D'autres personnalités, sans le dire publiquement, ont
rejoint Nicolas Sarkozy pour ces mêmes raisons. A ce propos, on
peut faire une analyse en deux points : soit il considère qu'il a
déjà capté les amis d'Israël et, donc, moins il en parlera,
moins il s'exposera à ceux ayant une vision plus critique de ce
pays. Du coup, il sera gagnant sur les deux tableaux; soit une
fois élu président, il reprendrait plutôt les habits
traditionnels de la diplomatie française. Il y a là une grande
interrogation. En tous les cas, il y a une assez grande inquiétude
de ceux qui sont attachés aux fondements de la politique étrangère
de la Ve République que Nicolas Sarkozy soit, dans ce domaine, un
candidat de rupture.
Q.O.: Mais il y a là un réel
danger de «communautariser», d'une certaine façon, la politique
étrangère de la France. Qu'en dites-vous ?
P. B. : Je ne crois pas
qu'on puisse parler d'un «vote juif», cependant, manifestement,
il y a beaucoup d'électeurs qui se déterminent non pas en
fonction de ce critère, mais en fonction de la défense et du
soutien à Israël. Pour un certain nombre d'électeurs, cette
cause est déterimante.
Q.O.: Concernant Ségolène
Royal, on a du mal à saisir sa pensée en matière de politique
étrangère. Qu'est-ce-qui explique ce minimalisme ?
P. B. : Ce n'est
certainement pas le sujet sur lequel elle est à l'aise de par sa
formation initiale. Dans son entourage, il y a des gens qui ont
des attitudes tout à fait diverses sur les grands sujets. Néanmoins,
on peut dire, en matière de politique étrangère, qu'elle se met
plus facilement dans les pas de François Mitterrand que Nicolas
Sarkozy dans ceux de Jacques Chirac. A plusieurs reprises, elle a
revendiqué la paternité de la diplomatie mitterrandienne en
usage, même si, suite à son voyage au Proche-Orient et les polémiques
qu'il a provoquées, elle est apparue un peu en retrait. Comme si
elle ne voulait plus prendre le risque de s'aventurer sur ce
terrain. Ce qui est, à mes yeux, une erreur tactique de sa part,
puisqu'elle ne veut pas effrayer ceux pour qui la dimension du
soutien à Israël reste décisive. D'ailleurs, ces gens-là ne
sont pas aussi ça ! De toute façon, ces derniers sont acquis à
la cause de Nicolas Sarkozy. En revanche, elle a déçu de
nombreux autres qui attendent peut-être plus un langage de vérité
de sa part.
Q.O.: Maghreb,
Moyen-Orient, Islam, comment ces sujets géopolitiques majeurs
vont-ils être «architecturés» par le nouveau président de la
France ? Autrement dit, y aurait-il, selon vous, rupture ou
continuité dans ce domaine ?
P. B.: Personne ne se
revendique de la rupture, puisque même Nicolas Sarkozy, après
avoir déclaré vouloir l'incarner, dit maintenant qu'il veut se
mettre dans les pas de Jacques Chirac.
Ségolène Royal, comme je l'ai déjà signalé auparavant, se réclame
de l'héritage mitterrandien. Il faudra juger sur pièce.

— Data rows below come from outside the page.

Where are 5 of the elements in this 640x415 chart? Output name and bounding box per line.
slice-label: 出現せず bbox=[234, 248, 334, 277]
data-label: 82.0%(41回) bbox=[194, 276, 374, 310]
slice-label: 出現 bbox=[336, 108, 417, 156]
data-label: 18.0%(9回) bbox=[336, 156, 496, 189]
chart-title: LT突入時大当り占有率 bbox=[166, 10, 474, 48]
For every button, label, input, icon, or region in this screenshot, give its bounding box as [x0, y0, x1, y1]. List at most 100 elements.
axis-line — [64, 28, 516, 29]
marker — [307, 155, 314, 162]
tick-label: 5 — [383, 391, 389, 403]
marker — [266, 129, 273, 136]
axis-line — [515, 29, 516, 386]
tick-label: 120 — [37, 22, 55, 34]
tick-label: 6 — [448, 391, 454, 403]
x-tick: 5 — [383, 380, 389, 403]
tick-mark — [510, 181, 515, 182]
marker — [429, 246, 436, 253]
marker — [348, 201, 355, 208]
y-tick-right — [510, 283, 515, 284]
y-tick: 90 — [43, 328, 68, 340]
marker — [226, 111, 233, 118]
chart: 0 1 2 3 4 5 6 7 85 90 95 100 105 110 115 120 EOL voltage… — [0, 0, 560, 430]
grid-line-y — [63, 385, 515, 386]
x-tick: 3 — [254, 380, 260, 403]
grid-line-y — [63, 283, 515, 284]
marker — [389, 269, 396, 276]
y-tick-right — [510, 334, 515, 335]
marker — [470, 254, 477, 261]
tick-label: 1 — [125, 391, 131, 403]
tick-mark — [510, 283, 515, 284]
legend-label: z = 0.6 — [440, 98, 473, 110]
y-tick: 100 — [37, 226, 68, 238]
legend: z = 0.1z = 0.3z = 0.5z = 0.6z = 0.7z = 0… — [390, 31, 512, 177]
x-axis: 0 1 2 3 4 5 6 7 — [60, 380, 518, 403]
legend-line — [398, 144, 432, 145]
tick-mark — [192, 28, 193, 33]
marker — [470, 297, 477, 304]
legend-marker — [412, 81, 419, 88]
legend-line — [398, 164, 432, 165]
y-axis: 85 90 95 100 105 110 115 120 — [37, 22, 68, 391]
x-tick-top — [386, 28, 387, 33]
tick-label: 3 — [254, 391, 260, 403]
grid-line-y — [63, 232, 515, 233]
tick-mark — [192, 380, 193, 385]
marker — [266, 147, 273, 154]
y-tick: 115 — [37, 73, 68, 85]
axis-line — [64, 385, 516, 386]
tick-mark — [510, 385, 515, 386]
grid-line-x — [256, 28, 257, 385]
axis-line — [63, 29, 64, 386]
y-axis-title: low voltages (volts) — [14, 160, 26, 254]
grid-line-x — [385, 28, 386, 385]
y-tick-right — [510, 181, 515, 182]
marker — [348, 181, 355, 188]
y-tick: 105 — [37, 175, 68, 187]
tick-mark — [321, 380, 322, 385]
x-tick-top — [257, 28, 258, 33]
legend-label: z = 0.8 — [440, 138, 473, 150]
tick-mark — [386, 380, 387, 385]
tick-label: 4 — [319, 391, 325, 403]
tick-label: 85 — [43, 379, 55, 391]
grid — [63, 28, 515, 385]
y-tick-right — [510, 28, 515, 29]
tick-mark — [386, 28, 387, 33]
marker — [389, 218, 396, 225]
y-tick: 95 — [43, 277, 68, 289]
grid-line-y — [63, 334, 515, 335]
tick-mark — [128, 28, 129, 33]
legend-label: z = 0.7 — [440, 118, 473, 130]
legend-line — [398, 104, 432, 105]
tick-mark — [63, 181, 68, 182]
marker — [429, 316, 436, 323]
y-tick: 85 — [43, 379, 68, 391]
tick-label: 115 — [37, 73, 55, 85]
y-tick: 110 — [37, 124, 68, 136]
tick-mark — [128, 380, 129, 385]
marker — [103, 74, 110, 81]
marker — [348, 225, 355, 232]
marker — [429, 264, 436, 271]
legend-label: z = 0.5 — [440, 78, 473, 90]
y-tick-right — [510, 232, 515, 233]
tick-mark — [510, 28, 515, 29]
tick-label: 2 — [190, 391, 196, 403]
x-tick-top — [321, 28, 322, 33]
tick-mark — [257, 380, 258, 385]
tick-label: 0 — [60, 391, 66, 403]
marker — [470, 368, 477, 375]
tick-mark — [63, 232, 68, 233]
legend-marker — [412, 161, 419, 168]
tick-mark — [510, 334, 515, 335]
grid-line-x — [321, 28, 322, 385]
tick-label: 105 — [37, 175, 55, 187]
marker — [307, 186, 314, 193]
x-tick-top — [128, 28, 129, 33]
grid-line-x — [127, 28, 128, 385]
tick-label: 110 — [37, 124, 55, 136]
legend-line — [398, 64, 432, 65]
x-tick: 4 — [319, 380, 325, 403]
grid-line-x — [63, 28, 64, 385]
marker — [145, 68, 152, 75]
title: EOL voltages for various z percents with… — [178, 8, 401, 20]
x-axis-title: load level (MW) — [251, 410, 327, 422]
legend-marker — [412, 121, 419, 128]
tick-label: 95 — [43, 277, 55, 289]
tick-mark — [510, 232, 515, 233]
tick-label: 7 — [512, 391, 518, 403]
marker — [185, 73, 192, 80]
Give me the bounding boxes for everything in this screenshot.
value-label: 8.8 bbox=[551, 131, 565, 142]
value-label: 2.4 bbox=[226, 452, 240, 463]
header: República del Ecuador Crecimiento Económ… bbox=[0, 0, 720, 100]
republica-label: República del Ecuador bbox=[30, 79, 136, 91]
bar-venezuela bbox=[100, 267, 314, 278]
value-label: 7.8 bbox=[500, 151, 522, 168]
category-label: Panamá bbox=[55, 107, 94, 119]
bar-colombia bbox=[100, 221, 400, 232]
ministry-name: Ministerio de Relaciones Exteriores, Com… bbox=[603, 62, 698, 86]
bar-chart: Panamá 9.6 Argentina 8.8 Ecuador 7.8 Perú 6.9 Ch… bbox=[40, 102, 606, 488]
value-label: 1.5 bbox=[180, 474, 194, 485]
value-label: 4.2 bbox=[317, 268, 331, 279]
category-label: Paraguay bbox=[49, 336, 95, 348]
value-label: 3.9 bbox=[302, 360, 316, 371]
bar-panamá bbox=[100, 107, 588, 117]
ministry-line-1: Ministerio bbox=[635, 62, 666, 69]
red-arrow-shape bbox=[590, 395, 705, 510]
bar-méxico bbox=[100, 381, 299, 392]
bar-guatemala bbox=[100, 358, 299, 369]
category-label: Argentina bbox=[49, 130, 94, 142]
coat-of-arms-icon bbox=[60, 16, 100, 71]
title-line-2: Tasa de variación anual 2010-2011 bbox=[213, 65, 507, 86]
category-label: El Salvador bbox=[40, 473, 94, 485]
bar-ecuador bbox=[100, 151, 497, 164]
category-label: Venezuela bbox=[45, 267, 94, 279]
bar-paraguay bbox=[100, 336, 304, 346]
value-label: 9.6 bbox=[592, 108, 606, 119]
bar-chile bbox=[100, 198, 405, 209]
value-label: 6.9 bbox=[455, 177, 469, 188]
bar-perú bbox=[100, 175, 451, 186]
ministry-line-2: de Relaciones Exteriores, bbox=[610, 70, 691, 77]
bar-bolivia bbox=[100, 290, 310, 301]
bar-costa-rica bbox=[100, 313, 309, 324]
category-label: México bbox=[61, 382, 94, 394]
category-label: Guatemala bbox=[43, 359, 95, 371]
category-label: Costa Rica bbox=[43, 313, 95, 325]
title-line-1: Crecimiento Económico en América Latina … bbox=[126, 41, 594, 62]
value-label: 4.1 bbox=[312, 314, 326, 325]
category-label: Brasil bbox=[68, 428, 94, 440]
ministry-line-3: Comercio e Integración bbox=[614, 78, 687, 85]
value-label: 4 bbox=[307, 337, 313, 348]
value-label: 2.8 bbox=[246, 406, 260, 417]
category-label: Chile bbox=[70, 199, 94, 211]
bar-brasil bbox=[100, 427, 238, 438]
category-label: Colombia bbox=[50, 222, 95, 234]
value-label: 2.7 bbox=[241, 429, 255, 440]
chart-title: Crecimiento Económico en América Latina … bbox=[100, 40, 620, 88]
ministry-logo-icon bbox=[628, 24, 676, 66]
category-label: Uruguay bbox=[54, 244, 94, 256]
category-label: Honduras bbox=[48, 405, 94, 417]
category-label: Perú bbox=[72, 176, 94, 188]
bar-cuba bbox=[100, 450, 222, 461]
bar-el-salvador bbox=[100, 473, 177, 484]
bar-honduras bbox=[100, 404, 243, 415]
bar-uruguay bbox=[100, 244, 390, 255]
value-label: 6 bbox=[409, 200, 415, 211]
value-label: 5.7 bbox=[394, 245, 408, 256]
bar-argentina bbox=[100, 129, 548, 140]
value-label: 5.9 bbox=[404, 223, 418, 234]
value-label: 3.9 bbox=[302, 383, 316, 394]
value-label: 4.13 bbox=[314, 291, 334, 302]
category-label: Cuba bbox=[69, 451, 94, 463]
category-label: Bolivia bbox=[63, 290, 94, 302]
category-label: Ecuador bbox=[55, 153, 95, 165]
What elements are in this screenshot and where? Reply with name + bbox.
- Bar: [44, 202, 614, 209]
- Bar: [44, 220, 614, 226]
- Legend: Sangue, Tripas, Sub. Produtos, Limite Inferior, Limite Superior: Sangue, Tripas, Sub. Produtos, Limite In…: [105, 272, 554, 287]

A priori, en tous les cas, Nicolas Sarkozy est considéré comme
étant plus favorable à Israël que Ségolène Royal. Mais,
parallèlement - c'est ce qu'il a annoncé -, il veut avoir une
politique vis-à-vis du Maghreb très ambitieuse. Pour ma part, je
ne crois pas que l'on puisse avoir une politique ambitieuse et
active envers les pays arabes et être silencieux sur le conflit
israélo-palestinien !
Q.O.: Ces dernières années,
des accusations - de pro-palestinisme d'un côté, de pro-israélisme
de l'autre ont empoisonné lourdement la vie publique en France.
Le paysage sociologique de la France, avec de fortes communautés
juives et musulmanes, va-t-il peser sur ses choix en politique étrangère
?
P. B.: C'est pour cette
raison que je revendique depuis longtemps le fait de se référer
à des principes universels, et de ne plus faire jouer le poids
des communautés. Dès 2001, j'avais alerté l'opinion et les
acteurs politiques sur ce point. Ce qui m'a valu des critiques.
Mais je crois que la France ne serait pas la France, si elle définissait
sa politique en fonction des poids des communautés !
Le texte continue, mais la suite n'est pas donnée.